'He loves SC': Trump calls McMaster at Rock Hill stop before president's visit to state
South Carolina Gov. Henry McMaster continued to back President Donald Trump's immigration policy during a campaign stop Friday morning in Rock Hill.
McMaster left a meet-and-greet at Eggs Up Diner for a few minutes to take a phone call from the president.
He said the president called to talk about his upcoming trip to South Carolina. McMaster said Trump told him to “tell the people of South Carolina that I love them.”
This is the second time Trump has called the South Carolina governor at a campaign stop this week, McMaster said. He also called on Monday while the governor was in Charleston. Trump will be campaigning for McMaster in South Carolina next week.
“He loves South Carolina,” McMaster said. “And of course, he knows in the Republican primary in 2016 that this was the big one, this was where he won. I was by his side all across the state, and some in North Carolina, the crowds were overflowing with enthusiasm and numbers everywhere.
“And this state, our people, have a special place in history with him,” McMaster said. “And he is deeply grateful and proud of the people in South Carolina.”
McMaster said Monday during a stop in Spartanburg that he supports the president’s immigration policy ‘100 percent,’ goupstate.com reported.
The Trump administration recently enacted a zero-tolerance policy on immigration that resulted in children being separated from their parents at the border. After public backlash, Trump signed an executive order halting his family separation policy.

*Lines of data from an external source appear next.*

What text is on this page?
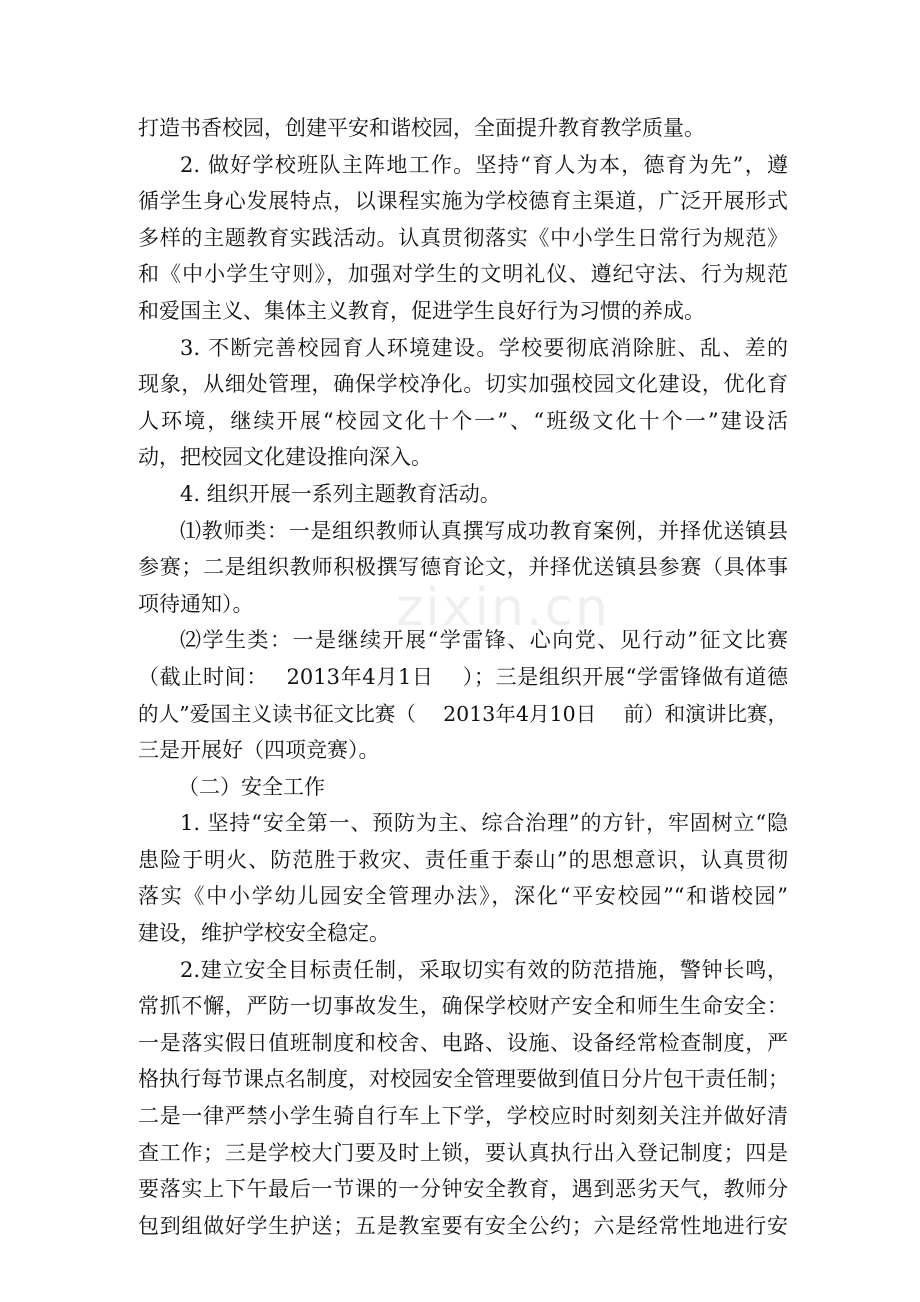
打造书香校园，创建平安和谐校园，全面提升教育教学质量。
2. 做好学校班队主阵地工作。坚持“育人为本，德育为先”，遵
循学生身心发展特点，以课程实施为学校德育主渠道，广泛开展形式
多样的主题教育实践活动。认真贯彻落实《中小学生日常行为规范》
和《中小学生守则》，加强对学生的文明礼仪、遵纪守法、行为规范
和爱国主义、集体主义教育，促进学生良好行为习惯的养成。
3. 不断完善校园育人环境建设。学校要彻底消除脏、乱、差的
现象，从细处管理，确保学校净化。切实加强校园文化建设，优化育
人环境，继续开展“校园文化十个一”、“班级文化十个一”建设活
动，把校园文化建设推向深入。
4. 组织开展一系列主题教育活动。
⑴教师类：一是组织教师认真撰写成功教育案例，并择优送镇县
参赛；二是组织教师积极撰写德育论文，并择优送镇县参赛（具体事
项待通知）。
⑵学生类：一是继续开展“学雷锋、心向党、见行动”征文比赛
（截止时间：　 2013年4月1日　 ）；三是组织开展“学雷锋做有道德
的人”爱国主义读书征文比赛（　 2013年4月10日　 前）和演讲比赛，
三是开展好（四项竞赛）。
（二）安全工作
1. 坚持“安全第一、预防为主、综合治理”的方针，牢固树立“隐
患险于明火、防范胜于救灾、责任重于泰山”的思想意识，认真贯彻
落实《中小学幼儿园安全管理办法》，深化“平安校园”“和谐校园”
建设，维护学校安全稳定。
2.建立安全目标责任制，采取切实有效的防范措施，警钟长鸣，
常抓不懈，严防一切事故发生，确保学校财产安全和师生生命安全：
一是落实假日值班制度和校舍、电路、设施、设备经常检查制度，严
格执行每节课点名制度，对校园安全管理要做到值日分片包干责任制；
二是一律严禁小学生骑自行车上下学，学校应时时刻刻关注并做好清
查工作；三是学校大门要及时上锁，要认真执行出入登记制度；四是
要落实上下午最后一节课的一分钟安全教育，遇到恶劣天气，教师分
包到组做好学生护送；五是教室要有安全公约；六是经常性地进行安
zixin.cn
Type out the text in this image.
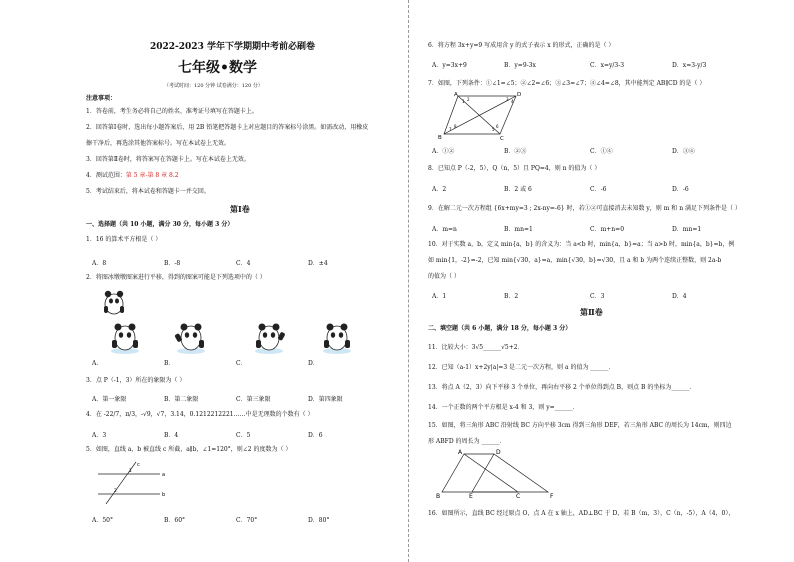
2022-2023 学年下学期期中考前必刷卷
七年级•数学
（考试时间：120 分钟 试卷满分：120 分）
注意事项：
1．答卷前，考生务必将自己的姓名、准考证号填写在答题卡上。
2．回答第Ⅰ卷时，选出每小题答案后，用 2B 铅笔把答题卡上对应题目的答案标号涂黑。如需改动，用橡皮
擦干净后，再选涂其他答案标号。写在本试卷上无效。
3．回答第Ⅱ卷时，将答案写在答题卡上。写在本试卷上无效。
4．测试范围：第 5 章-第 8 章 8.2
5．考试结束后，将本试卷和答题卡一并交回。
第Ⅰ卷
一、选择题（共 10 小题，满分 30 分，每小题 3 分）
1．16 的算术平方根是（ ）
A．8	B．-8	C．4	D．±4
2．将图冰墩墩图案进行平移，得到的图案可能是下列选项中的（ ）
A．	B．	C．	D．
3．点 P（-1，3）所在的象限为（ ）
A．第一象限	B．第二象限	C．第三象限	D．第四象限
4．在 -22/7，π/3，-√9，√7，3.14，0.1212212221……中是无理数的个数有（ ）
A．3	B．4	C．5	D．6
5．如图，直线 a，b 被直线 c 所截，a∥b，∠1=120°，则∠2 的度数为（ ）
a
b
c
1
2
A．50°	B．60°	C．70°	D．80°
6．将方程 3x+y=9 写成用含 y 的式子表示 x 的形式，正确的是（ ）
A．y=3x+9	B．y=9-3x	C．x=y/3-3	D．x=3-y/3
7．如图，下列条件：①∠1=∠5；②∠2=∠6；③∠3=∠7；④∠4=∠8，其中能判定 AB∥CD 的是（ ）
A	D
B	C
1 2	3 4
5
6
7
8
A．①②	B．②③	C．①④	D．③④
8．已知点 P（-2，5），Q（n，5）且 PQ=4，则 n 的值为（ ）
A．2	B．2 或 6	C．-6	D．-6
9．在解二元一次方程组 {6x+my=3 ; 2x-ny=-6} 时，若①②可直接消去未知数 y，则 m 和 n 满足下列条件是（ ）
A．m=n	B．mn=1	C．m+n=0	D．mn=1
10．对于实数 a，b，定义 min{a，b} 的含义为：当 a<b 时，min{a，b}=a；当 a>b 时，min{a，b}=b，例
如 min{1，-2}=-2，已知 min{√30，a}=a，min{√30，b}=√30，且 a 和 b 为两个连续正整数，则 2a-b
的值为（ ）
A．1	B．2	C．3	D．4
第Ⅱ卷
二、填空题（共 6 小题，满分 18 分，每小题 3 分）
11．比较大小：3√5______√5+2．
12．已知（a-1）x+2y|a|=3 是二元一次方程，则 a 的值为 ______．
13．将点 A（2，3）向下平移 3 个单位，再向右平移 2 个单位得到点 B，则点 B 的坐标为______．
14．一个正数的两个平方根是 x-4 和 3，则 y=______．
15．如图，将三角形 ABC 沿射线 BC 方向平移 3cm 得到三角形 DEF，若三角形 ABC 的周长为 14cm，则四边
形 ABFD 的周长为 ______．
A	D
B	E	C	F
16．如图所示，直线 BC 经过原点 O，点 A 在 x 轴上，AD⊥BC 于 D，若 B（m，3），C（n，-5），A（4，0），
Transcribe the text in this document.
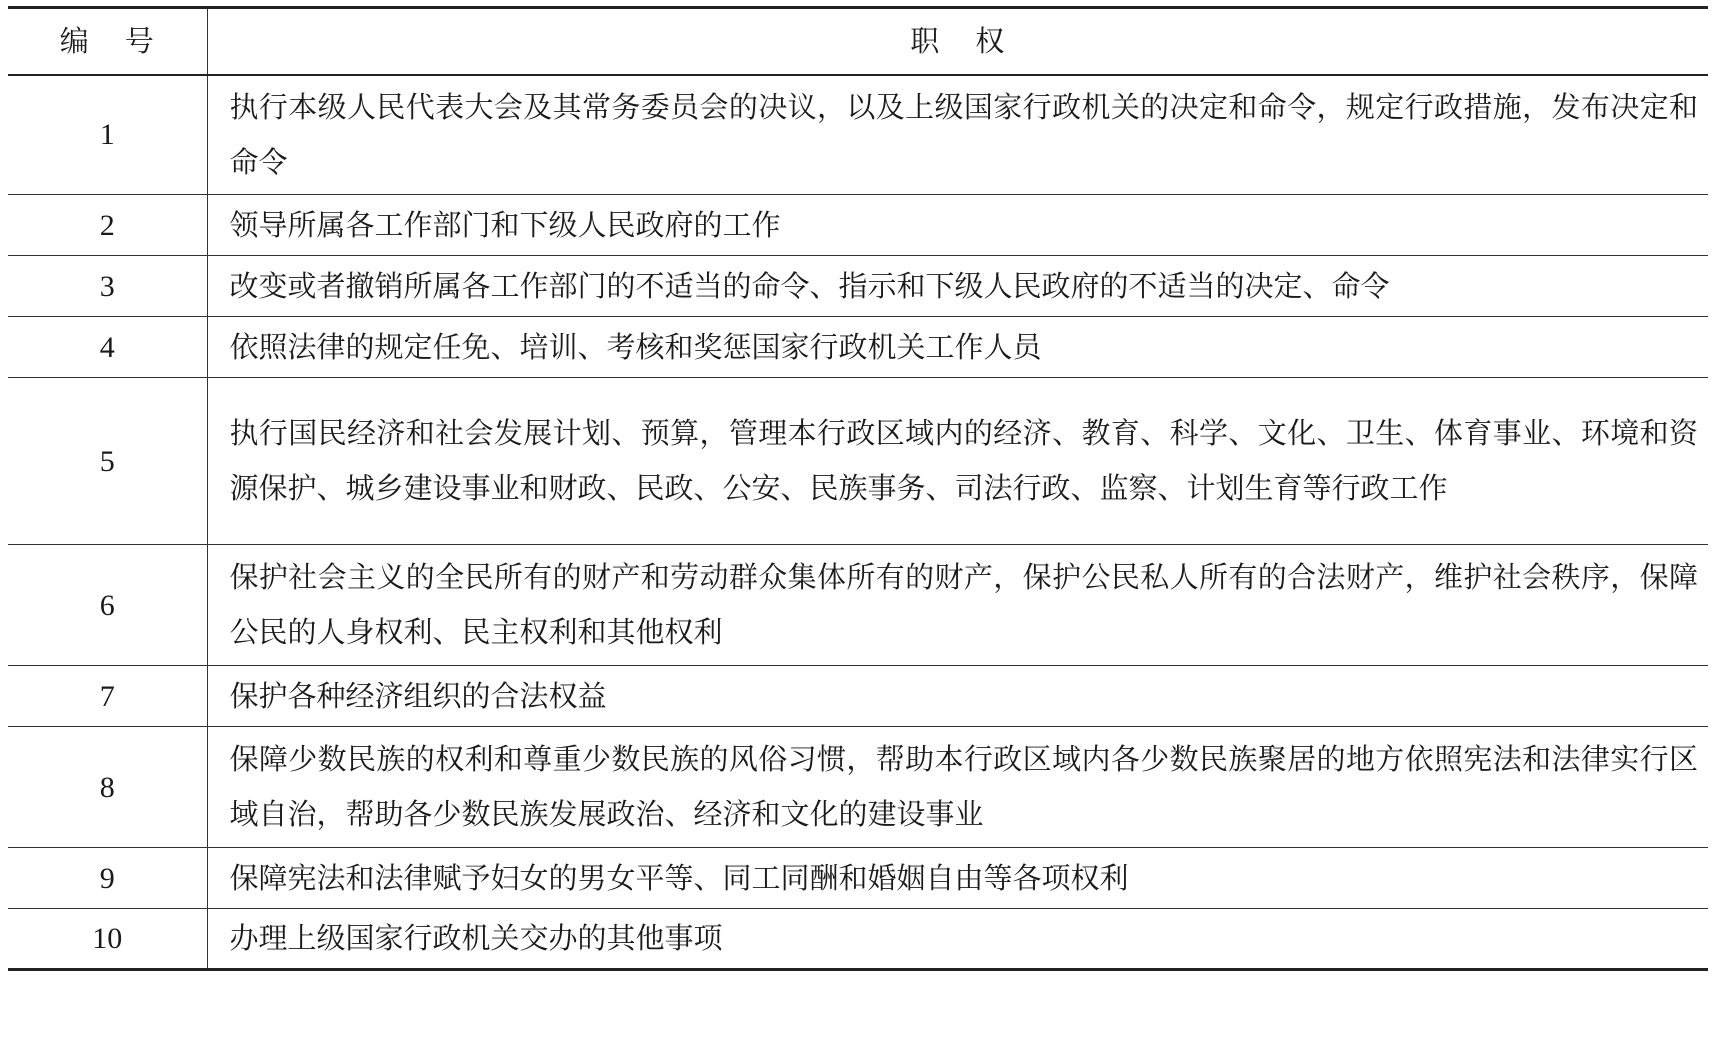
编号	职权
1	执行本级人民代表大会及其常务委员会的决议，以及上级国家行政机关的决定和命令，规定行政措施，发布决定和命令
2	领导所属各工作部门和下级人民政府的工作
3	改变或者撤销所属各工作部门的不适当的命令、指示和下级人民政府的不适当的决定、命令
4	依照法律的规定任免、培训、考核和奖惩国家行政机关工作人员
5	执行国民经济和社会发展计划、预算，管理本行政区域内的经济、教育、科学、文化、卫生、体育事业、环境和资源保护、城乡建设事业和财政、民政、公安、民族事务、司法行政、监察、计划生育等行政工作
6	保护社会主义的全民所有的财产和劳动群众集体所有的财产，保护公民私人所有的合法财产，维护社会秩序，保障公民的人身权利、民主权利和其他权利
7	保护各种经济组织的合法权益
8	保障少数民族的权利和尊重少数民族的风俗习惯，帮助本行政区域内各少数民族聚居的地方依照宪法和法律实行区域自治，帮助各少数民族发展政治、经济和文化的建设事业
9	保障宪法和法律赋予妇女的男女平等、同工同酬和婚姻自由等各项权利
10	办理上级国家行政机关交办的其他事项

McMaster denied the family separation policy was new, saying it "had been the law for years."
The executive order would instead detain children and families together, a policy that was blocked by courts after former President Barack Obama tried it. The 1997 Flores Settlement Agreement holds that undocumented children cannot be held for more than 20 days.
Trump’s executive order will ask the courts to change that decision to allow immigrant children to be detained with their parents indefinitely, through their entire criminal proceedings.
McMaster said he has no information on if any detained children are being held in South Carolina.
“What happened is President Trump inherited a disaster created by President Obama,” McMaster said Friday. “…President (Trump) went back to the original law that required rules to be followed. And then when it developed that children were being taken from their families because of that, he corrected that just this week with an executive order that’s doing it in the right way by having the judge change the order that President Obama had violated.
“Now it sounds a little complicated, but what President Trump is doing is following the law and getting the right thing done one step at a time.”
McMaster said he hasn’t spoken to the president about how the government plans to reunite children and families who were separated before Trump’s executive order.
But he said he has sent S.C. Army National Guard troops to Texas and Arizona and is willing to send more at Trump’s request to secure the border. Several other state governors, including North Carolina Gov. Roy Cooper, have recently said they won’t support Trump with state National Guard troops at the border.
“If the border were secure, we wouldn’t have illegals coming in either with or without children to begin with,” McMaster said. “We must have a secure border. But the president has responded in the proper way, the lawful way, and as a result, we are now on a course, as he said we would be, to having a secure border with proper measures being taken to accommodate certain situations.”
S.C. Rep. Tommy Pope stood with McMaster at the event after endorsing him earlier this week, along with former York County sheriff and S.C. Rep. Bruce Bryant, 16th Circuit Solicitor Kevin Brackett and York County Sheriff Kevin Tolson.
McMaster faces Greenville businessman John Warren in Tuesday's GOP nomination runoff race for governor.